[Python-Dev] Changing python int to "long long".

Guido van Rossum guido at python.org
Tue May 23 18:47:56 CEST 2006


On 5/23/06, Sean Reifschneider <jafo-python-dev at tummy.com> wrote:
> We've been discussing the possibility of converting the Python int type to
> long long (from long).  I played around with it some, and it's going to be
> a huge change that probably will break most C extensions until.  However,
> as uncletimmy says, "Python is so stinking slow" that it probably won't
> make much of a negative impact on the performance.

Based on the stability picture alone I think this must wait for 2.6.

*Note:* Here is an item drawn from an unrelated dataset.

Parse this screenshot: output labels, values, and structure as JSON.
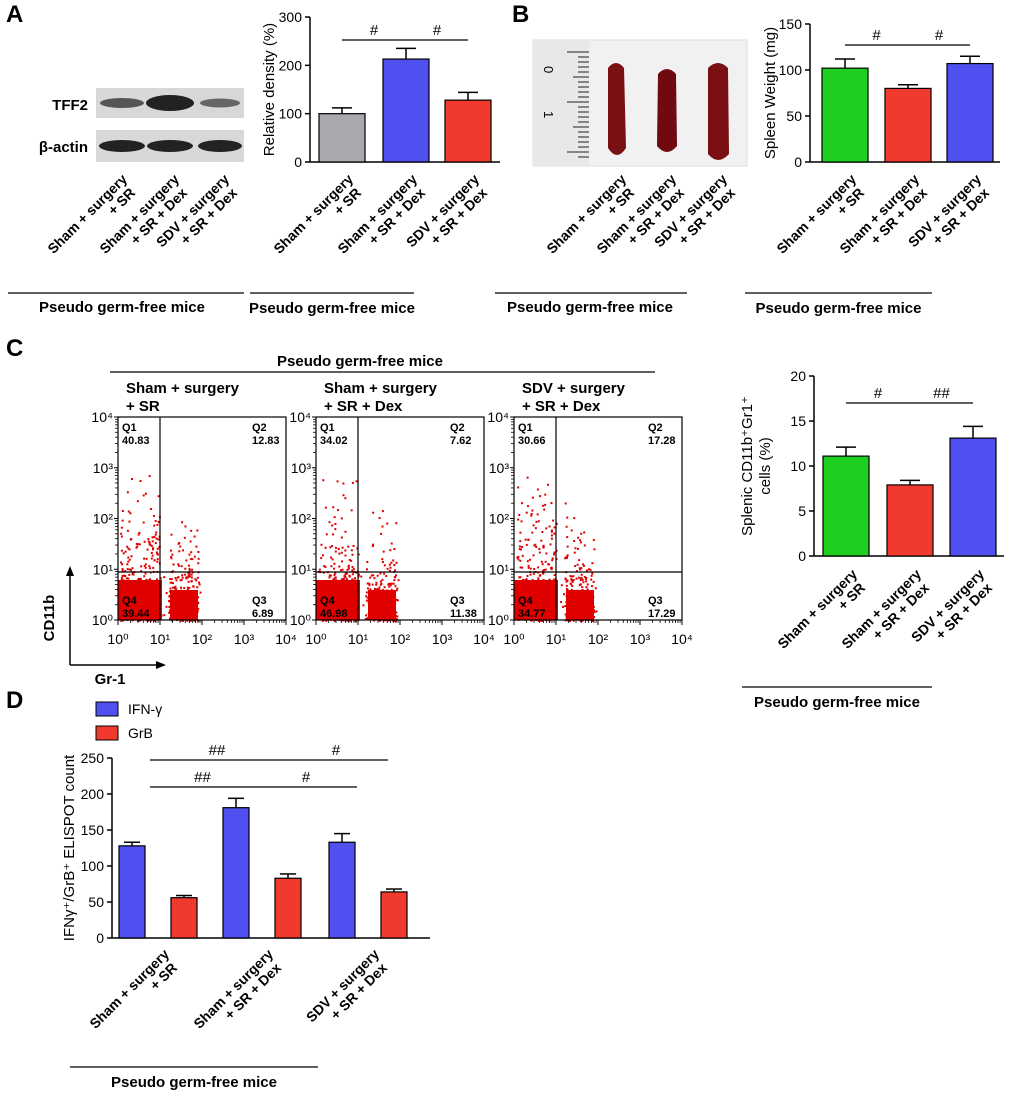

> The reason we're looking at this at Need for Speed is that EWT has a lot of
> code that uses ints between the 32 and 64 bit range.  It'd be a hard change
> to make to convert to long long for regular ints.  I'm going to speak with
> John and Runar today about if we can make just a long long extension type
> and live with it not integrating with other type coercion as well as an int
> would.

Actually it should be able to integrate almost perfectly given that
2.5 has __index__.

> The big deal right now is on 32 bit platforms, giving the 64-bits for int.
> However, it will also be a win for 64-bit platforms for ints that fall
> between 64 and 128 bits.

But who needs those? And who says that long long is 128 bits on a
64-bit machine? (At least on Windows 64, long is still 32 bit, so I
expect long long to be 64 bit there.)

> So, I ran pybench on a half-arsed conversion of ints to long long, and only
> lost around 1.11% over all.  However, for simple math I got a solid 25%
> speed-up (n = ((((i << 33) * 2) + 1) / 3) - 2), and for 1<<35 I got a 34%
> speed up, compared with them getting converted to Python longs.
>
> For ints that will fit entirely within 32-bits, I'm seeing around 11% worse
> performance when going to 64-bit types.
>
> This is all on the 2.5 trunk.
>
> My conclusion is that it's probably enough of a performance drop that we
> can't just do it wholesale.  It has a big gain for ints within 32 and 64
> on 32-bit platforms, but for <32-bit ints it's going to be pretty bad.
> Within the next few years many platforms, particularly performance-critical
> ones, will probably be 64 bit anyway, so fewer people will probably be able
> to see an advantage to it.

Indeed. I say EWT can solve the problem much cheaper by using 64-bit
hardware, compared to the cost imposed on the rest of the world.

> The ideal would probably be to have another int type and up-convert to a
> long long, THEN go to arbitrary precision, but that's a pretty big change.
> Less big than converting the int to long long though.  The easiest would be
> to make an extension that has long long, if that will work for speeding up
> applications like EWT has.  I'll follow up with them on this.
>
> Any thoughts on this?

In 2.6, I'd be okay with standardizing int on 64 bits everywhere (I
don't think bothering with 128 bits on 64-bit platforms is worth it).
In 2.5, I think we should leave this alone.